Good Afternoon Ladies and Gents,
I am working for a department now, and have been there for about a month. It's been good so far, and my co workers are wonderful men and women. The pay could be better, and the commute is about an hour. I was recently contacted by another agency that is ten minutes from my house and pays more, and they are about to begin the background investigation. I feel very disloyal pursuing this job, but I believe it could be better for me and my family. Any opinions on what steps to take would be greatly appreciated! Go pats!


----------



## LGriffin (Apr 2, 2009)

Full time?


----------



## jdc86 (Mar 19, 2014)

Yes. Both are full time positions.


----------



## Tango_Sierra (May 20, 2010)

If the job you are pursing is better for you and family then I would go for it. You won't be the first or last person to do this. Talk with your family most importantly and lay out the pros and cons of the jobs. I know what you mean by having just started at your current position and now your thinking of leaving and breaking the news to the boss, but in the end its what is better for you and family. Closer to home and better pay seems better than a further commute with less pay. Good luck.


----------



## 7costanza (Aug 29, 2006)

JDC...hmmm.


----------



## LGriffin (Apr 2, 2009)

I would proceed with the lateral if it's better overall.
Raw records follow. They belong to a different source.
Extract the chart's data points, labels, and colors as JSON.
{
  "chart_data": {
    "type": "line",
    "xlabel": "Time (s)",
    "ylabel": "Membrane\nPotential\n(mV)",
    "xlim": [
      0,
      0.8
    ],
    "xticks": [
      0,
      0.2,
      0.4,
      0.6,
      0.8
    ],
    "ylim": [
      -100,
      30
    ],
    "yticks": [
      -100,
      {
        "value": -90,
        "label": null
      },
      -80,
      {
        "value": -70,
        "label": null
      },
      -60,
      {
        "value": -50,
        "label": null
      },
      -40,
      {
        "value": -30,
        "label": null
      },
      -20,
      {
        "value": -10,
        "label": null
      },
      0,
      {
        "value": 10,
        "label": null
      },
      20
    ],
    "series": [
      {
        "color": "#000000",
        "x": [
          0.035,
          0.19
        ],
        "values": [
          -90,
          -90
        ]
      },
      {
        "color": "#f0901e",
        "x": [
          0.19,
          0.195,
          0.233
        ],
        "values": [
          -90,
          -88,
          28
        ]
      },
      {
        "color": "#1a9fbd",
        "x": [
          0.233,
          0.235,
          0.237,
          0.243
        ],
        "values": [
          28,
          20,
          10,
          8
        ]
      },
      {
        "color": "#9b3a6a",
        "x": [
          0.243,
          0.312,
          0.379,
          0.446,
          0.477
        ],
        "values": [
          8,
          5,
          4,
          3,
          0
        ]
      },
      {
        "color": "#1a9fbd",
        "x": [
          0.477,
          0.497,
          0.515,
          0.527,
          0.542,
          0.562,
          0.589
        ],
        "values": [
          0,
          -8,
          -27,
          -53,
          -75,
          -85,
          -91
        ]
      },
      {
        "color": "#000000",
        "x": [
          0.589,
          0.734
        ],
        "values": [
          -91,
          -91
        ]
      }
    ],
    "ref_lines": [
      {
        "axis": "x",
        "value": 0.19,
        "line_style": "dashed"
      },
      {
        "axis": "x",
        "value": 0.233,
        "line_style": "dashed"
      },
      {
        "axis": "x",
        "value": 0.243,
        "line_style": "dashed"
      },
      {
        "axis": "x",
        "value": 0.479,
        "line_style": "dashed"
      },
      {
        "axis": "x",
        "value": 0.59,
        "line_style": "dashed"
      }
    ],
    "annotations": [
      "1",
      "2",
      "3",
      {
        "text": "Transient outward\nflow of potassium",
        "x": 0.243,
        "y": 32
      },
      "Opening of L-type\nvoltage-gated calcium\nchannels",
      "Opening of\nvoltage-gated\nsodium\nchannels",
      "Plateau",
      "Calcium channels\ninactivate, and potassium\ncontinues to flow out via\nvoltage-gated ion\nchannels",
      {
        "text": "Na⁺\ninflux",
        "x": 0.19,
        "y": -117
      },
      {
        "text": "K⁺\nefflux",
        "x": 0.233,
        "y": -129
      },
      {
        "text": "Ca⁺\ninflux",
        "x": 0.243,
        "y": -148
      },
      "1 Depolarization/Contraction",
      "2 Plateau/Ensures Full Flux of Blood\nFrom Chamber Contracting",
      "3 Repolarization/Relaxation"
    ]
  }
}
You need to know everything about this other PD. I almost jumped and found out the grass wasn't greener. 
If you do, I'm sure your colleagues will understand. 
Erase this post and stay on the DL


----------



## felony (Oct 24, 2014)

Make sure you get the job, or your current employer may shit can you. I am sure you're on "probation" for a year and can be terminated without cause.


----------